I started telling myself that the lights and beams were not scary, that they were healing. I also tried to concentrate on my breathing. I don't usually have much success with things like breathing techniques, and imagery in calming myself down, but this worked!
After I managed to stop stressing so much, it really wasn't bad at all! The worst part was that the table was uncomfortable. I had to keep my head turned to the left for the set-up and treatment, and this was more than a little uncomfortable for my head and neck. Overall though-not bad!
I am hoping and praying that the side effects from radiation will be minimal. I was told that some of these side-effects may occur during treatment. Others may show up months or possibly YEARS after treatment ends.
Not surprisingly, skin problems are pretty common while undergoing radiation therapy. The skin in the treatment area can become red, irritated, and sometimes swollen, looking as if it is blistered or sunburned. Further into treatment, the skin can become flaky, dry, or itchy, and often starts to peel.
Fortunately, there are many ways to deal with the skin issues. Some suggestions are-
Wear loose clothing made from soft, smooth fabrics.

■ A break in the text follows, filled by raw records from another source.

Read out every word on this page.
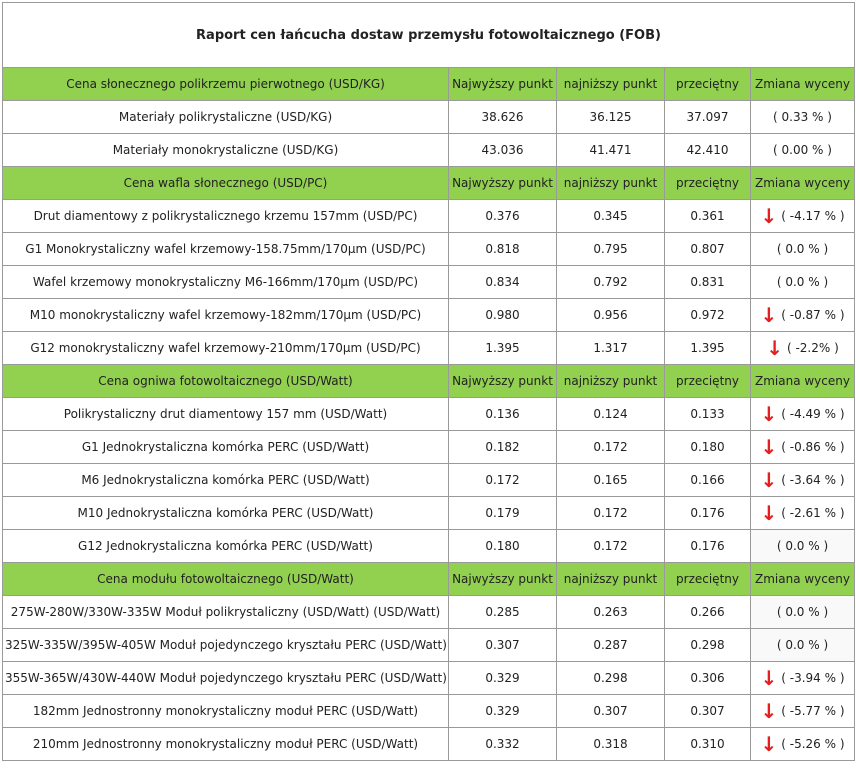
Raport cen łańcucha dostaw przemysłu fotowoltaicznego (FOB)				
Cena słonecznego polikrzemu pierwotnego (USD/KG)	Najwyższy punkt	najniższy punkt	przeciętny	Zmiana wyceny
Materiały polikrystaliczne (USD/KG)	38.626	36.125	37.097	( 0.33 % )

Materiały monokrystaliczne (USD/KG)	43.036	41.471	42.410	( 0.00 % )

Cena wafla słonecznego (USD/PC)	Najwyższy punkt	najniższy punkt	przeciętny	Zmiana wyceny
Drut diamentowy z polikrystalicznego krzemu 157mm (USD/PC)	0.376	0.345	0.361	↓ ( -4.17 % )

G1 Monokrystaliczny wafel krzemowy-158.75mm/170μm (USD/PC)	0.818	0.795	0.807	( 0.0 % )

Wafel krzemowy monokrystaliczny M6-166mm/170μm (USD/PC)	0.834	0.792	0.831	( 0.0 % )

M10 monokrystaliczny wafel krzemowy-182mm/170μm (USD/PC)	0.980	0.956	0.972	↓ ( -0.87 % )

G12 monokrystaliczny wafel krzemowy-210mm/170μm (USD/PC)	1.395	1.317	1.395	↓ ( -2.2% )

Cena ogniwa fotowoltaicznego (USD/Watt)	Najwyższy punkt	najniższy punkt	przeciętny	Zmiana wyceny
Polikrystaliczny drut diamentowy 157 mm (USD/Watt)	0.136	0.124	0.133	↓ ( -4.49 % )

G1 Jednokrystaliczna komórka PERC (USD/Watt)	0.182	0.172	0.180	↓ ( -0.86 % )

M6 Jednokrystaliczna komórka PERC (USD/Watt)	0.172	0.165	0.166	↓ ( -3.64 % )

M10 Jednokrystaliczna komórka PERC (USD/Watt)	0.179	0.172	0.176	↓ ( -2.61 % )

G12 Jednokrystaliczna komórka PERC (USD/Watt)	0.180	0.172	0.176	( 0.0 % )

Cena modułu fotowoltaicznego (USD/Watt)	Najwyższy punkt	najniższy punkt	przeciętny	Zmiana wyceny
275W-280W/330W-335W Moduł polikrystaliczny (USD/Watt) (USD/Watt)	0.285	0.263	0.266	( 0.0 % )

325W-335W/395W-405W Moduł pojedynczego kryształu PERC (USD/Watt)	0.307	0.287	0.298	( 0.0 % )

355W-365W/430W-440W Moduł pojedynczego kryształu PERC (USD/Watt)	0.329	0.298	0.306	↓ ( -3.94 % )

182mm Jednostronny monokrystaliczny moduł PERC (USD/Watt)	0.329	0.307	0.307	↓ ( -5.77 % )

210mm Jednostronny monokrystaliczny moduł PERC (USD/Watt)	0.332	0.318	0.310	↓ ( -5.26 % )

Never put heat or cold on the treated area. No heating pads or ice packs.
Always keep the treated area protected from the sun.
Be gentle. Never scratch, scrub or rub the treated area.
Always check with your cancer care team before using any creams, lotions, powders, ointments, etc. on the affected area.
Many people start to feel very fatigued a few weeks into their radiation treatments.
The fatigue caused by cancer and radiation is quite different from normal fatigue. This fatigue is much worse, and it may not go away with rest.
I have received a lot of advice on managing fatigue, such as-treating sleep problems, getting more exercise when possible, reducing stress (ha-ha!) and eating a well-balanced diet. I will get back to you on what works for me, when and if this nasty fatigue shows up!
Lymphedema is a condition in which fluid develops in the arm, hand, chest or even back, causing swelling.
Lymphedema is caused by a blockage in the lymphatic system, part of the immune and circulatory systems. Women who have axillary nodes removed, and/or radiation to the lymph nodes area of the underarm may develop this condition.
Lymphedema can be treated, but not cured.
Lymphedema is more likely to occur in women who are overweight.
There are some other possible side-effects, but since they are much less likely to occur, I won't go into them right now.
Today when I went for my treatment (5 down-28 to go!), I wasn't stressed, and it seemed to be over very quickly! That fear of the unknown can be so unnecessarily stressful!
After talking to a lovely woman at the center who is almost done with her treatments and who seemed to feel very ENERGETIC-I am feeling VERY confident that I too can get through this with a smile on my face!